My eyes are weary and my heart is heavy. What the hell does Lance even see in me? I’ve led him astray a few times. But he seems to be drawn to me. It’s like he doesn’t care that I’ve thrown him through the ringer over and over again. He’s done more for me than he should. In high school, he stood up for me when no one else would. I was teased relentlessly for being a so-called good girl. I liked to read books, and I kept to myself. Apparently, that was a crime. Kids can be so damn cruel. He was there to dry my tears and help me survive the years that should have been some of the best of my life.

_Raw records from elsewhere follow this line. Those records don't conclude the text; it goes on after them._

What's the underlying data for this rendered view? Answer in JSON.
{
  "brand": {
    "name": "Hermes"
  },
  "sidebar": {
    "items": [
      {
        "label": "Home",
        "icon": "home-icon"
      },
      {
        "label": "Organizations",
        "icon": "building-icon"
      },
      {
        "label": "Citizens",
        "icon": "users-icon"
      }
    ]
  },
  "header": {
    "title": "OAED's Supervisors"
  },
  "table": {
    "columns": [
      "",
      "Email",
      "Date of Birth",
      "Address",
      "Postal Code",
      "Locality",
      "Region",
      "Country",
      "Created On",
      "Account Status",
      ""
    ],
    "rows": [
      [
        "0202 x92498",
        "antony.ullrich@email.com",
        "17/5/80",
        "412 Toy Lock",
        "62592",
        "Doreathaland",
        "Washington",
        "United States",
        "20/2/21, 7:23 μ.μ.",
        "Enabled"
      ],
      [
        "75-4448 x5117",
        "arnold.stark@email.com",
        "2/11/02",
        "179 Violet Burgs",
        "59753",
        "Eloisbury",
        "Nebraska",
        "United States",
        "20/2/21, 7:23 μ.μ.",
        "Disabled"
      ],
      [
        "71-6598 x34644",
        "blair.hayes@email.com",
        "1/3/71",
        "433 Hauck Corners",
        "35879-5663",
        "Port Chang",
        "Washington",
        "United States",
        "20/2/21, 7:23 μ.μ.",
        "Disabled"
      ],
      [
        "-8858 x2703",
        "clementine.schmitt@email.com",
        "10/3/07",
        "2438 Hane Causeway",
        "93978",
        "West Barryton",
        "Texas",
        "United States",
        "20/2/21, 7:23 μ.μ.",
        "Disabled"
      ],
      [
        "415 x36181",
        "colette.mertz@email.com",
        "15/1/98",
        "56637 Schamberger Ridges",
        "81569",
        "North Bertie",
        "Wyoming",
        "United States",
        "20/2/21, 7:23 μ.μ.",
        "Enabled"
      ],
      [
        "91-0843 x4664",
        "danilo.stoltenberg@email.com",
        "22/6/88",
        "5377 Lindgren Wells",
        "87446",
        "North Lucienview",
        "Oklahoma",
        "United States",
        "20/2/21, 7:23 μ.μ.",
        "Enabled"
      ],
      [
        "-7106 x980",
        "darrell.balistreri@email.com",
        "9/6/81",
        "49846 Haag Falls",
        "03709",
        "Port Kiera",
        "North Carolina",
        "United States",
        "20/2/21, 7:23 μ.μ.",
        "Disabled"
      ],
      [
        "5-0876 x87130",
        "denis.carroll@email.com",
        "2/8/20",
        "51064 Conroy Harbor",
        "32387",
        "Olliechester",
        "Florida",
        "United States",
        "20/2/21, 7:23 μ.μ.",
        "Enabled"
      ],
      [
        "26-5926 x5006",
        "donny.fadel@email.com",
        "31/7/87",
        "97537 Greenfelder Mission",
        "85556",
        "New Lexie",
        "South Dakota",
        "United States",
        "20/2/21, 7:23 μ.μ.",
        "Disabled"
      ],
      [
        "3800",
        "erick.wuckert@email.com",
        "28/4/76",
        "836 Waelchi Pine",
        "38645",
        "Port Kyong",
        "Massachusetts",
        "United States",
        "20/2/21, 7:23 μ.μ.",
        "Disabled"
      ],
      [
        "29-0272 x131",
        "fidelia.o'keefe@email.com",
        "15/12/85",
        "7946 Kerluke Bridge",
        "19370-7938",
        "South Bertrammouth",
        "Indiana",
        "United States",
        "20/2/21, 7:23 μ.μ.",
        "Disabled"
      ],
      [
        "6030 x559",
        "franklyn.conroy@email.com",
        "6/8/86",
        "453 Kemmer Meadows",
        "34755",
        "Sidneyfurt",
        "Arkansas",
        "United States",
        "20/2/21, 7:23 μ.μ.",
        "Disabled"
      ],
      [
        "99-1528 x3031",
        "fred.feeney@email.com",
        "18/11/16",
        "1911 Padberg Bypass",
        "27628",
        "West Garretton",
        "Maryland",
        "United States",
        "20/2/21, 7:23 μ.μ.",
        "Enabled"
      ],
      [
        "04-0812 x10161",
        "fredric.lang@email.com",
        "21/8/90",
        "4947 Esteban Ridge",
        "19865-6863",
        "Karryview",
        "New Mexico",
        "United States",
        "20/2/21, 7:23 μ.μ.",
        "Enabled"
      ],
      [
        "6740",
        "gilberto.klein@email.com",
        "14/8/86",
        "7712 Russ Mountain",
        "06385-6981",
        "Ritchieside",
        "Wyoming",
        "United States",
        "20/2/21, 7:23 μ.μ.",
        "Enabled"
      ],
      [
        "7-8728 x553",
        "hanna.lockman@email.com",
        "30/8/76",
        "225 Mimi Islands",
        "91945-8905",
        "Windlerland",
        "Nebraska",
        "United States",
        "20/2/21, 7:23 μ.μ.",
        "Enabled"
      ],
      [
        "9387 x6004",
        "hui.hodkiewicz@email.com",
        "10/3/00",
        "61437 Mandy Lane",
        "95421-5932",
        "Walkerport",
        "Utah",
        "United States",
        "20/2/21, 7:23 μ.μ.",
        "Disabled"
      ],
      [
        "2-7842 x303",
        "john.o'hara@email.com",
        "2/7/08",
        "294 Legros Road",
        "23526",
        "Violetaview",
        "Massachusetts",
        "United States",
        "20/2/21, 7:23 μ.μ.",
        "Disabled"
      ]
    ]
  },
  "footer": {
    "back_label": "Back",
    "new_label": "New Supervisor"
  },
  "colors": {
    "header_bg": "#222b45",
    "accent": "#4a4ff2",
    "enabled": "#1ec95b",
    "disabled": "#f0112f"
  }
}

I’m having a baby for someone who I can’t stand to be around. I don’t know why I thought things might work. When did I become so stupid and helpless? Why did I believe I could somehow be good enough for Travis when I’ve seen the countless messages and naked photos in his phone?

I’ve seen the videos these women have sent him. Videos that make me want to barf in my mouth. I’ve seen them because Travis used to make me watch them to show me what I should be doing for him. I hate him for the person I’ve become. I hate myself for becoming so scared.

I’ve been terrified he’ll kill me. I’m glad I’m out, though. I kick myself in the ass constantly for not truly giving Lance a chance. Somehow, he’s stuck around, waiting patiently over the past few weeks. The fact that he’s willing to step up and care for someone else’s child makes me realize just how much I don’t know about him. I want to know it all, though. I wish like hell we could start over at the beginning, but we can’t. All we have is now.